Ce respect des plus grands envers lui, Martin ne le tient pas uniquement de ses bonnes paroles, mais de ses actes hors du commun que sont les miracles. D’où l’obstination de Sulpice Sévère pour convaincre les plus incrédules, de citer nommément des témoins encore vivants :<
La popularité de Martin va grandissante, et s’ il stupéfait les puissants, il sait aussi mettre en confiance et protéger les gens simples. En nous référant à P Leveel dans « L’ histoire de Touraine », voici comment Martin chassa de Tours un indésirable visiteur: Le comes Avitianus (comte Avitien) avait été gouverneur d’Afrique sous le règne de Julien, et avait continué de servir sous Valentinien Ier. On l’a cru frère cadet du comte Ausone, le très érudit poète bordelais; mais c’est inexact, car Avitien, frère d’ Ausone, mourut jeune; il s’agit d’une simple homonymie. Fidèle de l’usurpateur Maxime, il parcourait les Gaules, recherchant pour les éliminer les partisans de l’empereur Gratien qui venait d’être égorgé à Lyon. « Un jour, la rage au coeur, il entra dans la cité de Tours, suivi d’un cortège lamentable de gens enchaînés. Il ordonna de préparer pour leur supplice divers genres de tortures, et décida de procéder le lendemain, dans la ville traumatisée, à ces funèbres exécutions. Dès que Martin en fut informé, il se rendit seul, un peu avant minuit, au palais de cette bête féroce. Mais, dans le silence de la nuit profonde, tous dormaient, les portes étaient fermées : impossible d’entrer… » Par deux fois, Avitien fut averti par un ange que Martin était à la porte du palais – « Comme ses esclaves tardaient, il alla lui-même jusqu’à la porte extérieure. Là, comme il l’avait pensé, il trouva Martin. Alors, sous le coup de cette puissance si grande et si manifeste, le misérable s’écria : Pourquoi m’avoir fait cela, Maître ? Tu n’as pas besoin de parler, je sais ce que tu veux, je vois ce que tu demandes. Retire-toi au plus vite; à cause de l’affront qu’on t’a fait, la colère céleste pourrait me consumer. Crois bien que j’ai été durement frappé, pour m’être décidé à venir ici moi-même. Après le départ du saint, il appela ses officiers et ordonna de relâcher tous les prisonniers. Bientôt, il partit lui-même. C’est ainsi qu’Avitien fut mis en fuite, au milieu de l’allégresse de la cité, enfin délivrée. »
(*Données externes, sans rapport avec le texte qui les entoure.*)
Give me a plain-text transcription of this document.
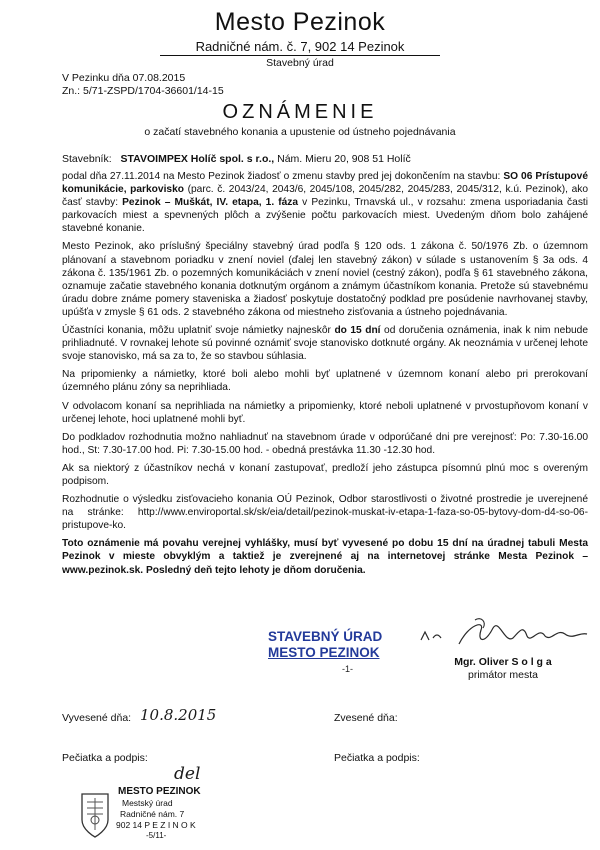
Mesto Pezinok
Radničné nám. č. 7, 902 14 Pezinok
Stavebný úrad
V Pezinku dňa 07.08.2015
Zn.: 5/71-ZSPD/1704-36601/14-15
OZNÁMENIE
o začatí stavebného konania a upustenie od ústneho pojednávania
Stavebník: STAVOIMPEX Holíč spol. s r.o., Nám. Mieru 20, 908 51 Holíč

podal dňa 27.11.2014 na Mesto Pezinok žiadosť o zmenu stavby pred jej dokončením na stavbu: SO 06 Prístupové komunikácie, parkovisko (parc. č. 2043/24, 2043/6, 2045/108, 2045/282, 2045/283, 2045/312, k.ú. Pezinok), ako časť stavby: Pezinok – Muškát, IV. etapa, 1. fáza v Pezinku, Trnavská ul., v rozsahu: zmena usporiadania časti parkovacích miest a spevnených plôch a zvýšenie počtu parkovacích miest. Uvedeným dňom bolo zahájené stavebné konanie.

Mesto Pezinok, ako príslušný špeciálny stavebný úrad podľa § 120 ods. 1 zákona č. 50/1976 Zb. o územnom plánovaní a stavebnom poriadku v znení noviel (ďalej len stavebný zákon) v súlade s ustanovením § 3a ods. 4 zákona č. 135/1961 Zb. o pozemných komunikáciách v znení noviel (cestný zákon), podľa § 61 stavebného zákona, oznamuje začatie stavebného konania dotknutým orgánom a známym účastníkom konania. Pretože sú stavebnému úradu dobre známe pomery staveniska a žiadosť poskytuje dostatočný podklad pre posúdenie navrhovanej stavby, upúšťa v zmysle § 61 ods. 2 stavebného zákona od miestneho zisťovania a ústneho pojednávania.

Účastníci konania, môžu uplatniť svoje námietky najneskôr do 15 dní od doručenia oznámenia, inak k nim nebude prihliadnuté. V rovnakej lehote sú povinné oznámiť svoje stanovisko dotknuté orgány. Ak neoznámia v určenej lehote svoje stanovisko, má sa za to, že so stavbou súhlasia.

Na pripomienky a námietky, ktoré boli alebo mohli byť uplatnené v územnom konaní alebo pri prerokovaní územného plánu zóny sa neprihliada.

V odvolacom konaní sa neprihliada na námietky a pripomienky, ktoré neboli uplatnené v prvostupňovom konaní v určenej lehote, hoci uplatnené mohli byť.

Do podkladov rozhodnutia možno nahliadnuť na stavebnom úrade v odporúčané dni pre verejnosť: Po: 7.30-16.00 hod., St: 7.30-17.00 hod. Pi: 7.30-15.00 hod. - obedná prestávka 11.30 -12.30 hod.

Ak sa niektorý z účastníkov nechá v konaní zastupovať, predloží jeho zástupca písomnú plnú moc s overeným podpisom.

Rozhodnutie o výsledku zisťovacieho konania OÚ Pezinok, Odbor starostlivosti o životné prostredie je uverejnené na stránke: http://www.enviroportal.sk/sk/eia/detail/pezinok-muskat-iv-etapa-1-faza-so-05-bytovy-dom-d4-so-06-pristupove-ko.

Toto oznámenie má povahu verejnej vyhlášky, musí byť vyvesené po dobu 15 dní na úradnej tabuli Mesta Pezinok v mieste obvyklým a taktiež je zverejnené aj na internetovej stránke Mesta Pezinok – www.pezinok.sk. Posledný deň tejto lehoty je dňom doručenia.

STAVEBNÝ ÚRAD
MESTO PEZINOK
-1-
Mgr. Oliver S o l g a
primátor mesta
Vyvesené dňa: 10.8.2015	Zvesené dňa:
Pečiatka a podpis:	Pečiatka a podpis:
del
MESTO PEZINOK
Mestský úrad
Radničné nám. 7
902 14 P E Z I N O K
-5/11-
Une autre rencontre avec le comte Avitien établit clairement que la puissance du thaumaturge se doublait, chez Martin, de celle de l’exorciste. La peur des démons était alors universelle et constante, et le saint évêque était reconnu de tous comme leur adversaire le plus efficace. Sulpice Sévère écrit ainsi : « Je reviens à Avitien. Cet homme qui était partout cruel, n’était inoffensif qu’à Tours. Là… il s’apprivoisait et se calmait en présence du bienheureux Martin. Un jour, à peine entré dans la salle d’audience, le saint vit derrière le comte, et assis sur ses épaules, un démon d’une grandeur extraordinaire. De loin, l’évêque soufflant (exsufflans) sur le démon… Avitien crut qu’il avait soufflé sur lui – Pourquoi donc, saint homme, me traites-tu ainsi ? Alors Martin – Ce n’est pas toi que je vise, c’est l’infâme qui pèse sur tes épaules. Depuis ce jour, on l’a constaté, Avitien fut plus doux. » Rien ne dit dans les textes que le personnage se soit amendé définitivement; on ignore même s’il fut ou non chrétien; on sait seulement que son épouse avait fait bénir par le saint évêque une fiole d’huile qui demeurait remplie malgré l’usage qu’elle en faisait pour soigner les malades.(P Leveel)
Martin lui-même attribuait son pouvoir thaumaturgique à la seule grâce divine, obtenue par la prière, le jeûne et la pénitence. Mais il avouait connaître des échecs; un jour, comme il venait de faire rebrousser chemin à un serpent qui traversait la Loire, il dit avec un profond soupir de regret : « Les serpents m’écoutent, les hommes ne m’écoutent pas. » Nous savons déjà que des évêques le jalousaient; la zizanie se développait ça et là parmi les clercs de Touraine. Le plus violent à l’égard de son maître fut, sans conteste, Brictio, le futur saint Brice : « Il avait été nourri au monastère (de Marmoutier) par la charité de Martin. Maintenant, il élevait des chevaux, achetait des esclaves. En ce temps-là, bien des gens l’accusaient d’avoir acheté non seulement des garçons de race barbare, mais aussi des jolies filles… Sous l’influence des démons qui l’agitaient, il s’emporta contre Martin avec une telle violence qu’il faillit en venir aux coups… disant que Martin s’était souillé des ignominies de la vie militaire et que, maintenant tombé dans de vaines superstitions, dupe des ridicules fantasmagories de ses prétendues visions, il vieillissait au milieu d’extravagances séniles. » Le forcené se repentit, non sans récidiver dans ses colères ; mais « Martin craignait de paraître venger des injures personnelles. Il répétait souvent Si le Christ a supporté Judas, je peux bien, moi, supporter Brice. »(P Leveel)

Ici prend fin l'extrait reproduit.